Do we have the politicians we deserve?


In 1811, Joseph de Maistre, a philosopher, writer, lawyer, and diplomat stated:
Joseph de Maistre. Source: Wikimedia Commons

Every nation gets the government it deserves


Was he right or not? The fact is that no-one can know for sure. Nevertheless, his aphorism has some elements of truth. For example, in Greece corrupt government officials were succeeded by corrupt government officials, with the public knowing everything about what was going on. Yet, nothing was done (and yet still almost nothing is being done) about it. The same situation holds in Italy where politicians were found celebrating themselves and their families in Caribbean cruises and yet, except from the momentary public anger and disdain nothing else occurred. The same politicians and policymakers returned to their office after the end of their luxurious journeys and assumed work like everything was right in the world.

Obviously, one cannot state that corruption does not exist in the other Member-States of the EU, or other parts of the world. Corruption has always existed and will always exist. The problem is that we cannot tolerate it. People who steal money from the government, who are tax evaders or who take bribes to perform their work correctly should be sentenced to jail and have their properties confiscated. Instead, in many countries these persons and tactics are considered the norm and those who wish to live in that country need to respect these norms themselves.

Who or what is to be blamed then for this situation? The answer is simple: nothing else than mentality should be pinpointed for this. The mentality, mostly presented in older persons who in their turn try to pass it on to their children, that if you want to succeed in the system you have to accept it. A friend once stated that if you wanted to change them system then you had to become a part of it first. However, becoming a part of it means that you have to change your ideas and notions about it if you are to succeed in it. Thus you risk becoming just the person you swore you wouldn't become.

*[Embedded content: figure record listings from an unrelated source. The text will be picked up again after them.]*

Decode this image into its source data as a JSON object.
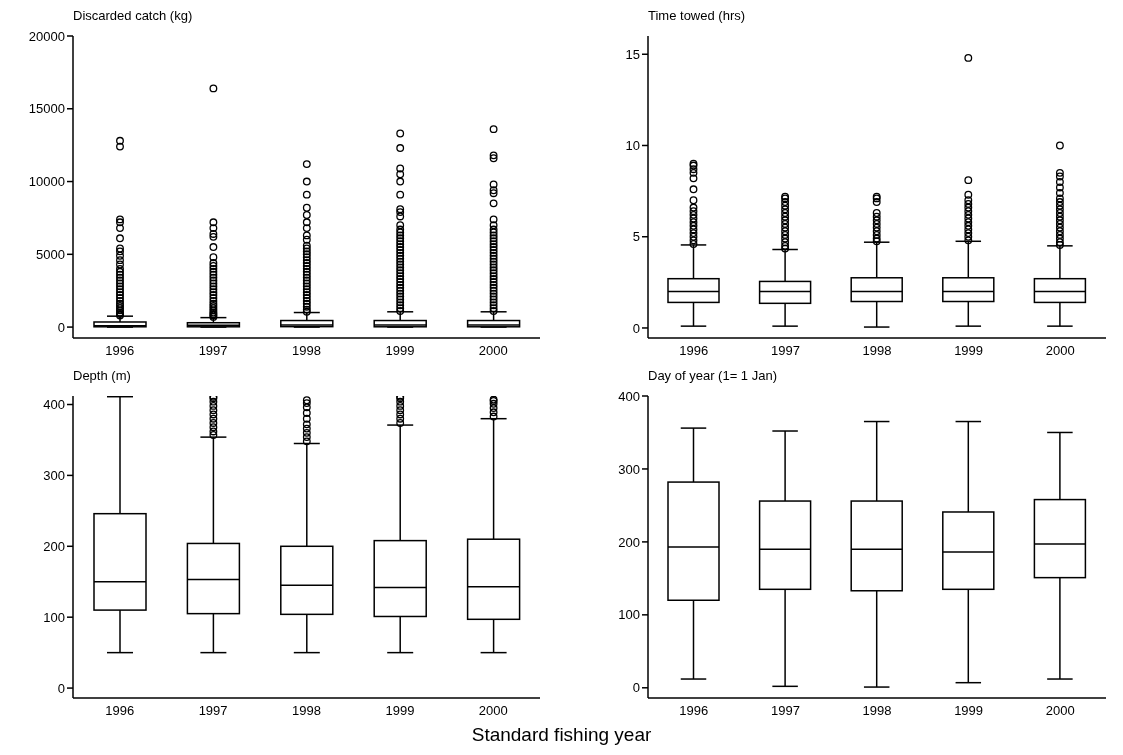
{
  "chart_data": [
    {
      "type": "box",
      "ylabel": "Discarded catch (kg)",
      "categories": [
        "1996",
        "1997",
        "1998",
        "1999",
        "2000"
      ],
      "ylim": [
        -750,
        20000
      ],
      "yticks": [
        0,
        5000,
        10000,
        15000,
        20000
      ],
      "boxes": [
        {
          "low": 0,
          "q1": 20,
          "median": 100,
          "q3": 350,
          "high": 750,
          "outliers": [
            800,
            900,
            1000,
            1150,
            1300,
            1450,
            1600,
            1800,
            2000,
            2200,
            2400,
            2600,
            2800,
            3000,
            3200,
            3400,
            3600,
            3800,
            4000,
            4300,
            4600,
            4900,
            5200,
            5400,
            6100,
            6800,
            7200,
            7400,
            12400,
            12800
          ]
        },
        {
          "low": 0,
          "q1": 20,
          "median": 120,
          "q3": 300,
          "high": 650,
          "outliers": [
            700,
            800,
            900,
            1000,
            1150,
            1300,
            1450,
            1600,
            1800,
            2000,
            2200,
            2400,
            2600,
            2800,
            3000,
            3200,
            3400,
            3600,
            3800,
            4000,
            4200,
            4400,
            4800,
            5500,
            6200,
            6400,
            6800,
            7200,
            16400
          ]
        },
        {
          "low": 0,
          "q1": 30,
          "median": 150,
          "q3": 450,
          "high": 1000,
          "outliers": [
            1050,
            1200,
            1400,
            1600,
            1800,
            2000,
            2200,
            2400,
            2600,
            2800,
            3000,
            3200,
            3400,
            3600,
            3800,
            4000,
            4200,
            4400,
            4600,
            4800,
            5000,
            5200,
            5400,
            5600,
            6000,
            6300,
            6800,
            7200,
            7700,
            8200,
            9100,
            10000,
            11200
          ]
        },
        {
          "low": 0,
          "q1": 20,
          "median": 150,
          "q3": 450,
          "high": 1050,
          "outliers": [
            1100,
            1300,
            1500,
            1700,
            1900,
            2100,
            2300,
            2500,
            2700,
            2900,
            3100,
            3300,
            3500,
            3700,
            3900,
            4100,
            4300,
            4500,
            4700,
            4900,
            5100,
            5300,
            5500,
            5700,
            5900,
            6100,
            6300,
            6500,
            6700,
            7000,
            7600,
            7900,
            8100,
            9100,
            10000,
            10500,
            10900,
            12300,
            13300
          ]
        },
        {
          "low": 0,
          "q1": 20,
          "median": 150,
          "q3": 450,
          "high": 1050,
          "outliers": [
            1100,
            1300,
            1500,
            1700,
            1900,
            2100,
            2300,
            2500,
            2700,
            2900,
            3100,
            3300,
            3500,
            3700,
            3900,
            4100,
            4300,
            4500,
            4700,
            4900,
            5100,
            5300,
            5500,
            5700,
            5900,
            6100,
            6300,
            6500,
            6700,
            7000,
            7400,
            8500,
            9200,
            9400,
            9800,
            11600,
            11800,
            13600
          ]
        }
      ]
    },
    {
      "type": "box",
      "ylabel": "Time towed (hrs)",
      "categories": [
        "1996",
        "1997",
        "1998",
        "1999",
        "2000"
      ],
      "ylim": [
        -0.55,
        16
      ],
      "yticks": [
        0,
        5,
        10,
        15
      ],
      "boxes": [
        {
          "low": 0.1,
          "q1": 1.4,
          "median": 2.0,
          "q3": 2.7,
          "high": 4.55,
          "outliers": [
            4.6,
            4.8,
            5.0,
            5.2,
            5.4,
            5.6,
            5.8,
            6.0,
            6.2,
            6.4,
            6.6,
            7.0,
            7.6,
            8.2,
            8.5,
            8.7,
            8.9,
            9.0
          ]
        },
        {
          "low": 0.1,
          "q1": 1.35,
          "median": 2.0,
          "q3": 2.55,
          "high": 4.3,
          "outliers": [
            4.35,
            4.5,
            4.7,
            4.9,
            5.1,
            5.3,
            5.5,
            5.7,
            5.9,
            6.1,
            6.3,
            6.5,
            6.7,
            6.9,
            7.1,
            7.2
          ]
        },
        {
          "low": 0.05,
          "q1": 1.45,
          "median": 2.0,
          "q3": 2.75,
          "high": 4.7,
          "outliers": [
            4.75,
            4.9,
            5.1,
            5.3,
            5.5,
            5.7,
            5.9,
            6.1,
            6.3,
            6.9,
            7.1,
            7.2
          ]
        },
        {
          "low": 0.1,
          "q1": 1.45,
          "median": 2.0,
          "q3": 2.75,
          "high": 4.75,
          "outliers": [
            4.8,
            5.0,
            5.2,
            5.4,
            5.6,
            5.8,
            6.0,
            6.2,
            6.4,
            6.6,
            6.8,
            7.0,
            7.3,
            8.1,
            14.8
          ]
        },
        {
          "low": 0.1,
          "q1": 1.4,
          "median": 2.0,
          "q3": 2.7,
          "high": 4.5,
          "outliers": [
            4.55,
            4.7,
            4.9,
            5.1,
            5.3,
            5.5,
            5.7,
            5.9,
            6.1,
            6.3,
            6.5,
            6.7,
            6.9,
            7.1,
            7.4,
            7.7,
            8.0,
            8.3,
            8.5,
            10.0
          ]
        }
      ]
    },
    {
      "type": "box",
      "ylabel": "Depth (m)",
      "xlabel": "Standard fishing year",
      "categories": [
        "1996",
        "1997",
        "1998",
        "1999",
        "2000"
      ],
      "ylim": [
        -14,
        412
      ],
      "yticks": [
        0,
        100,
        200,
        300,
        400
      ],
      "boxes": [
        {
          "low": 50,
          "q1": 110,
          "median": 150,
          "q3": 246,
          "high": 411
        },
        {
          "low": 50,
          "q1": 105,
          "median": 153,
          "q3": 204,
          "high": 354,
          "outliers": [
            357,
            362,
            368,
            374,
            380,
            386,
            392,
            398,
            404,
            409,
            411
          ]
        },
        {
          "low": 50,
          "q1": 104,
          "median": 145,
          "q3": 200,
          "high": 345,
          "outliers": [
            348,
            354,
            360,
            366,
            372,
            380,
            388,
            396,
            402,
            406
          ]
        },
        {
          "low": 50,
          "q1": 101,
          "median": 142,
          "q3": 208,
          "high": 371,
          "outliers": [
            374,
            380,
            386,
            392,
            398,
            404,
            409,
            411
          ]
        },
        {
          "low": 50,
          "q1": 97,
          "median": 143,
          "q3": 210,
          "high": 380,
          "outliers": [
            383,
            389,
            395,
            401,
            405,
            407
          ]
        }
      ]
    },
    {
      "type": "box",
      "ylabel": "Day of year (1= 1 Jan)",
      "categories": [
        "1996",
        "1997",
        "1998",
        "1999",
        "2000"
      ],
      "ylim": [
        -14,
        400
      ],
      "yticks": [
        0,
        100,
        200,
        300,
        400
      ],
      "boxes": [
        {
          "low": 12,
          "q1": 120,
          "median": 193,
          "q3": 282,
          "high": 356
        },
        {
          "low": 2,
          "q1": 135,
          "median": 190,
          "q3": 256,
          "high": 352
        },
        {
          "low": 1,
          "q1": 133,
          "median": 190,
          "q3": 256,
          "high": 365
        },
        {
          "low": 7,
          "q1": 135,
          "median": 186,
          "q3": 241,
          "high": 365
        },
        {
          "low": 12,
          "q1": 151,
          "median": 197,
          "q3": 258,
          "high": 350
        }
      ]
    }
  ]
}
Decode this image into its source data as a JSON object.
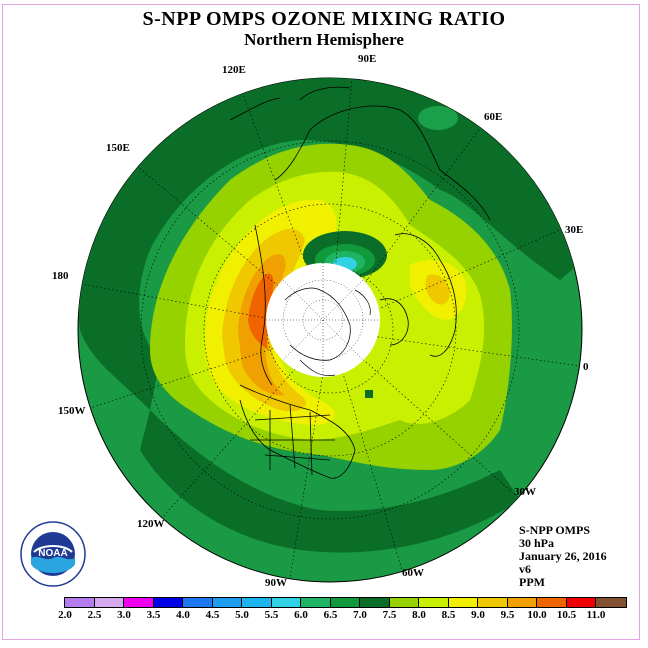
{
  "header": {
    "title": "S-NPP OMPS OZONE MIXING RATIO",
    "subtitle": "Northern Hemisphere"
  },
  "longitude_labels": [
    "90E",
    "60E",
    "30E",
    "0",
    "30W",
    "60W",
    "90W",
    "120W",
    "150W",
    "180",
    "150E",
    "120E"
  ],
  "info": {
    "instrument": "S-NPP OMPS",
    "level": "30 hPa",
    "date": "January 26, 2016",
    "version": "v6",
    "units": "PPM"
  },
  "logo": {
    "text": "NOAA",
    "icon": "noaa-logo-icon"
  },
  "colorbar": {
    "ticks": [
      "2.0",
      "2.5",
      "3.0",
      "3.5",
      "4.0",
      "4.5",
      "5.0",
      "5.5",
      "6.0",
      "6.5",
      "7.0",
      "7.5",
      "8.0",
      "8.5",
      "9.0",
      "9.5",
      "10.0",
      "10.5",
      "11.0"
    ],
    "colors": [
      "#b57cf0",
      "#d6a8f0",
      "#f000f0",
      "#0000e6",
      "#1e78f0",
      "#1e9cf0",
      "#1eb4f0",
      "#32d2e6",
      "#1eb464",
      "#109a3c",
      "#0a6e28",
      "#96d200",
      "#c8f000",
      "#f0f000",
      "#f0c800",
      "#f0a000",
      "#f06400",
      "#f00000",
      "#825032"
    ]
  }
}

How can change be achieved then? Protesilaos Stavrou in one of his latest articles states that change can only come form the Greeks and not from the Troika. The same holds for the Italians, the Spanish, the Cypriots and the Portuguese. Change only comes from within. And as many of the older generation feel the anxiety that the status quo it had guarded for years is about to collapse, many of the younger generation feel confident that all those which had been tormenting them all these years are about to disappear.

Change is hard to endure, more so if you are used to something else through your lifetime. It has been documented in economics that the labour force changes its skills much rarely than every other factor of the economy. As a generalization the same holds in politics as well as ideologies.

The situation cannot change if we cannot change ourselves. If we demand more democracy, more transparency and less corruption then we are going to receive it. Change will not come in a day nor in a week. Yet, it will come soon if we all decide we are fed up with the situation.